Still, Republicans watching the campaign from afar saw the division within the Democratic field Tuesday as a gift. The Trump campaign, in particular, zeroed in on one exchange between Ryan and Sanders as emblematic of the fissures they could utilize as the general election nears. 

“In this discussion already tonight,” Ryan said, “we’ve talked about taking private health insurance away from union members in the industrial Midwest, we’ve talked about decriminalizing the border, and we’ve talked about giving free health care to undocumented workers when so many Americans are struggling to pay for their health care. I quite frankly don’t think that that is an agenda that we can move forward on and win.”

Ed Brookover, who served as a senior adviser on Trump’s 2016 presidential run, told The Daily Beast that the “divisions in the Democratic Party are wide. The voters who joined the Trump campaign in 2016 are seeing their decisions justified by the socialist-type platforms presented by most candidates tonight. The frustrations of many Democrats continue to grow, giving the Trump campaign an entree to even more disaffected Democrats in 2020.”

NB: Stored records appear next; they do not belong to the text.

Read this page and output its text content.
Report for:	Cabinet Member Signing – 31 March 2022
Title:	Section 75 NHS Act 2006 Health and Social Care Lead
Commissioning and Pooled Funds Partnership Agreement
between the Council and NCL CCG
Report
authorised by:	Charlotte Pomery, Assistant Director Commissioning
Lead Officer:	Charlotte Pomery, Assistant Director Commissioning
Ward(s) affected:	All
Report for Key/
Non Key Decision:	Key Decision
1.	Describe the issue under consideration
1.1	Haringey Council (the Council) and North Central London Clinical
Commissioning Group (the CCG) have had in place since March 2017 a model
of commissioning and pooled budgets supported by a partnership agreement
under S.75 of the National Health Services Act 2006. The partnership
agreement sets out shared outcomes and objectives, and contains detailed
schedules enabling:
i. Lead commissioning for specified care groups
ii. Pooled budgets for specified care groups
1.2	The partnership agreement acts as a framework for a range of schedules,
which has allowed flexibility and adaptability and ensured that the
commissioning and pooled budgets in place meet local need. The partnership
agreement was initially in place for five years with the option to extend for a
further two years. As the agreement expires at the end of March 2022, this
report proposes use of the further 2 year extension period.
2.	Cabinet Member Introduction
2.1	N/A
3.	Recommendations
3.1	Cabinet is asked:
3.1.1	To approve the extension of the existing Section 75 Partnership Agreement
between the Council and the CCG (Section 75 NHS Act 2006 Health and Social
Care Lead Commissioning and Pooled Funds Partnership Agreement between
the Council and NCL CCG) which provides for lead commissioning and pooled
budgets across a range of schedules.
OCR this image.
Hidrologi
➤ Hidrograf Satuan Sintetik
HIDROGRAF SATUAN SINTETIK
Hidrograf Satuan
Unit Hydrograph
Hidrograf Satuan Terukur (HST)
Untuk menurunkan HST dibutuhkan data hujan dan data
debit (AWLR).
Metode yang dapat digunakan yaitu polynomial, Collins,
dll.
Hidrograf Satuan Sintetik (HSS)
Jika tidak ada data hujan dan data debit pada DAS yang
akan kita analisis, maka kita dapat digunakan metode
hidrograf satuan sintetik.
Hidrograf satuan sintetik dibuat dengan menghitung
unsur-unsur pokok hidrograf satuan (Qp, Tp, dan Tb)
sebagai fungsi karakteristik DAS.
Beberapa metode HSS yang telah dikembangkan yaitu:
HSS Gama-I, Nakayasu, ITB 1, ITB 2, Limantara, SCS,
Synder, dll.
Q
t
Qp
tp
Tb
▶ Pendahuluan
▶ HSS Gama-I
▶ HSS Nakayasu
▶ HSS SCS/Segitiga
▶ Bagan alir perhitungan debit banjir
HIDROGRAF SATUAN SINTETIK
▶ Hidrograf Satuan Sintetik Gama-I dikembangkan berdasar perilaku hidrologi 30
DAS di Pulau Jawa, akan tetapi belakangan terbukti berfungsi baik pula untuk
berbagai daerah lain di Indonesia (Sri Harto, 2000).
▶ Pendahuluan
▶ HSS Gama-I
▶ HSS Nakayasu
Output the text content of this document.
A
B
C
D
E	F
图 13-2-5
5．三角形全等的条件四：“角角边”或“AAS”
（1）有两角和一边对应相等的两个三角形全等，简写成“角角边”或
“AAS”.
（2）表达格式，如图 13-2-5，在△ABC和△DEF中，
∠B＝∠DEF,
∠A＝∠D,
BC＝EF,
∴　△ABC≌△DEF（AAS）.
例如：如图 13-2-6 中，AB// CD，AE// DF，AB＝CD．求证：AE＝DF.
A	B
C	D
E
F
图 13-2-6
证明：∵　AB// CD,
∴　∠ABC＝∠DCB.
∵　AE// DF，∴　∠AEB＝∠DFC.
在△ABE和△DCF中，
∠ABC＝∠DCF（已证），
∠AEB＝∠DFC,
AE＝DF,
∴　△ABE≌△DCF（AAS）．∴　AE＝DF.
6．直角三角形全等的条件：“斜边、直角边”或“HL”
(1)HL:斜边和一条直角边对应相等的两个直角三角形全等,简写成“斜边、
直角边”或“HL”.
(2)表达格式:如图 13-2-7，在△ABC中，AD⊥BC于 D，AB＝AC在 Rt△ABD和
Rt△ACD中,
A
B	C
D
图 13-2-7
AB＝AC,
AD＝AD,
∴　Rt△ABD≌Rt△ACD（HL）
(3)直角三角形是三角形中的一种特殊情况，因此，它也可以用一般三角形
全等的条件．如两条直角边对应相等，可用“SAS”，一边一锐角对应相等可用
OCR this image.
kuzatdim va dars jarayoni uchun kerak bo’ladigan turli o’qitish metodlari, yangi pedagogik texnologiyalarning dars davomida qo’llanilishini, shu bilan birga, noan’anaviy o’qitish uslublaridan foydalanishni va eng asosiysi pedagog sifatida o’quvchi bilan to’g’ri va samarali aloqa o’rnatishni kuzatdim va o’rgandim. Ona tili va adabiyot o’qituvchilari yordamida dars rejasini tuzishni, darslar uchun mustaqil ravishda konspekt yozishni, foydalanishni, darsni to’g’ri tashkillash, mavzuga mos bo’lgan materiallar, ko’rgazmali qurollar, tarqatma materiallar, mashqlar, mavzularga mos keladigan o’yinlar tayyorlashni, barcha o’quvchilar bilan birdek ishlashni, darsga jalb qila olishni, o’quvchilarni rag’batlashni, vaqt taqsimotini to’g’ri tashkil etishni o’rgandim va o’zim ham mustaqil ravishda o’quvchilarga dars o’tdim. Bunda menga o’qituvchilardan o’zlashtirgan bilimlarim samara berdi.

Democrats emerged from Tuesday night’s debate still confident that the party stood in a strong position to defeat Donald Trump. Even the centrist think tank Third Way offered a note of caution for the naysayers within the Democratic tent who feared that the policy prescriptions offered by Warren and Sanders would prove debilitating. 

“There are certain things a few of these candidates have supported that would make it harder to win when November 2020 comes around,” said Lanae Erickson, senior vice president for Third Way’s social policy and politics program. “Democratic voters already know that, and it is so much better for them to ask these questions now than in October of next year.”  

After the debate, former Colorado governor John Hickenlooper told reporters he had doubts that a Medicare for All message would help where Democrats needed voters the most. 

“[A]re these swing districts in places like Michigan and Wisconsin, are they really gonna support Medicare for All?” he said. “You tell me. I don’t see it.”

But what stood out about the debate was not that the party had given itself a weakened hand heading into the general election, but that it was looking at the possibility that the next few months would be filled with more instances of the moderates providing fodder for the president’s re-election team. 

“It is time,” South Bend, Indiana, Mayor Pete Buttigieg said at one point, “to stop worrying about what the Republicans will say.”